Einfluss der Korngrößenverteilung auf das Wasserhaltevermögen
Die Korngrößenverteilung ist ein weiterer entscheidender Faktor für das Wasserhaltevermögen eines Bodens. Böden mit einem hohen Anteil an Ton enthalten viele Mikroporen, die eine größere Oberfläche bieten. Diese spezifische Oberfläche führt zu einer stärkeren Adsorption, wodurch Wasser an der Oberfläche der Bodenpartikel gebunden wird. Gleichzeitig nehmen Kapillarkräfte zu, die die Versickerung von Wasser hemmen. Diese Kräfte sorgen dafür, dass Wasser in den Poren des Bodens gehalten wird, auch entgegen der Schwerkraft. Dieses Wasser wird als Haftwasser, Adsorptionswasser oder Kapillarwasser bezeichnet. Feinkörnigere Böden (wie Tonböden) können dadurch mehr Wasser speichern, allerdings ist dieses Wasser häufig so stark gebunden, dass es für Pflanzen schwer zugänglich ist. Es wird als Totwasser bezeichnet. Im Gegensatz dazu sind sandige Böden von Natur aus durchlässiger, da sie viele Makroporen besitzen, die Wasser schneller ableiten. Daher weisen sie eine geringere Feldkapazität auf und können weniger Wasser speichern.
Bodengefüge und seine Bedeutung
Ein weiterer wichtiger Faktor ist das Bodengefüge, also die Struktur und Anordnung der Bodenpartikel. Das Bodengefüge wird stark durch organische Substanzen wie Humus beeinflusst, der nicht nur das Porenvolumen vergrößert, sondern auch die Stabilität der Bodenaggregate verbessert. Eine stabile Bodenstruktur fördert die Bildung von Poren unterschiedlicher Größe, was zu einer optimalen Balance zwischen Wasserspeicherung und Durchlässigkeit führt. In der landwirtschaftlichen Praxis kann das Bodengefüge durch verschiedene Maßnahmen beeinflusst werden. So trägt beispielsweise das Vermeiden von Bodenverdichtung, der Einsatz schonender Bearbeitungsmethoden und das Einbringen von Humus dazu bei, das Porenvolumen zu erhalten oder zu verbessern. Eine abwechslungsreiche Fruchtfolge und der Erhalt von Bodenbewuchs schützen den Boden zudem vor Erosion und fördern die Bildung von Poren durch Wurzeleinträge.
Die Rolle von Humus
Humus speichert Wasser durch seine einzigartige physikalische und chemische Struktur, die es ihm ermöglicht, große Mengen an Wasser zu absorbieren und zu binden. Dies geschieht vor allem durch zwei Mechanismen:
- Physikalische Speicherung: Humus verbessert die Bodenstruktur, indem er die Bildung von Aggregaten fördert, die wiederum die Porosität und das Wasserrückhaltevermögen des Bodens erhöhen. Die poröse Struktur des Humus schafft mehr Raum für Wasser, das dann in diesen Poren gespeichert wird und gegen die Schwerkraft gehalten werden kann.

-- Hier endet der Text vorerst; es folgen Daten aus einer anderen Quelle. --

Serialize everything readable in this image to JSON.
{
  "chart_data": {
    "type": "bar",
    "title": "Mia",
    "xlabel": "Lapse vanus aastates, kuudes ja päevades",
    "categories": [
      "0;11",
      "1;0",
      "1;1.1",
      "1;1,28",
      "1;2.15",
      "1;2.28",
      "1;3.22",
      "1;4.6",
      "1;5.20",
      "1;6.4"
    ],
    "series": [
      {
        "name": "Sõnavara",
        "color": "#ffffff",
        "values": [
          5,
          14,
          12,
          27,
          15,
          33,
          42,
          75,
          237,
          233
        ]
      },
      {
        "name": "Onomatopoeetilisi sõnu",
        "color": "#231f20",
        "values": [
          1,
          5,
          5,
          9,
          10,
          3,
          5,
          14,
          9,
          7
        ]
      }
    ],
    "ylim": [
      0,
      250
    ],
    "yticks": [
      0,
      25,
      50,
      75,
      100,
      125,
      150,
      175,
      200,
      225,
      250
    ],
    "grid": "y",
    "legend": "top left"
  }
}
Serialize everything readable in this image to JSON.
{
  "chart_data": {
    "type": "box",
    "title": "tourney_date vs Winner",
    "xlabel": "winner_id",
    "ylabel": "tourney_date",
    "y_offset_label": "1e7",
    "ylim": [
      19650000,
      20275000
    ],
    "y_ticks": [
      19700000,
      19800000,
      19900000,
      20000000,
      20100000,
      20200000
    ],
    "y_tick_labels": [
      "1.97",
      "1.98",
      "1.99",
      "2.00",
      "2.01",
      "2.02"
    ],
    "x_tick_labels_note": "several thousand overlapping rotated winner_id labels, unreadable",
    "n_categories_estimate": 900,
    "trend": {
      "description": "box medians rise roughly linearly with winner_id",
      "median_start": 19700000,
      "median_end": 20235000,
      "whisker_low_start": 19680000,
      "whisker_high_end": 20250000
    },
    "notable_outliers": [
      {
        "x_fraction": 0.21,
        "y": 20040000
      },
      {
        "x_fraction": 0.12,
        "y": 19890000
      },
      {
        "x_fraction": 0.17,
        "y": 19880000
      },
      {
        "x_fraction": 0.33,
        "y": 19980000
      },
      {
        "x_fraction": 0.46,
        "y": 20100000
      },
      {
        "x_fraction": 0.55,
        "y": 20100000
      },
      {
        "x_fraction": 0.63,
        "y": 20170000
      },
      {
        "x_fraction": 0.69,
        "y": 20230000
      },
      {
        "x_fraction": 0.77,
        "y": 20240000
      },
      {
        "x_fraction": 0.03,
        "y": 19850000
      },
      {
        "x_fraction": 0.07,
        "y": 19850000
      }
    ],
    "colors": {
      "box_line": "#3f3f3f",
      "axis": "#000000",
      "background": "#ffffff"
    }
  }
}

- Chemische Bindung: Humus besteht aus organischen Substanzen, die hydrophile (wasserliebende) Eigenschaften besitzen, insbesondere durch Huminsäuren und Fulvosäuren. Diese Moleküle können Wassermoleküle durch Wasserstoffbrückenbindungen und andere Wechselwirkungen anziehen und binden, was zu einer erhöhten Wasserspeicherung führt.
Durch diese Mechanismen kann Humus effektiv Wasser speichern und es den Pflanzenwurzeln bei Bedarf zur Verfügung stellen, was insbesondere in trockenen Perioden von großer Bedeutung ist.
Die Werte, wie hoch die Wasserspeicherung durch den Humusaufbau tatsächlich ist, schwanken. Generell gilt die Regel, dass Humus das drei- bis fünffache seines Eigengewichts in Form von Wasser speichern kann. Das bedeutet, dass ein Kilogramm Humus zwischen drei und fünf Liter Wasser speichern kann.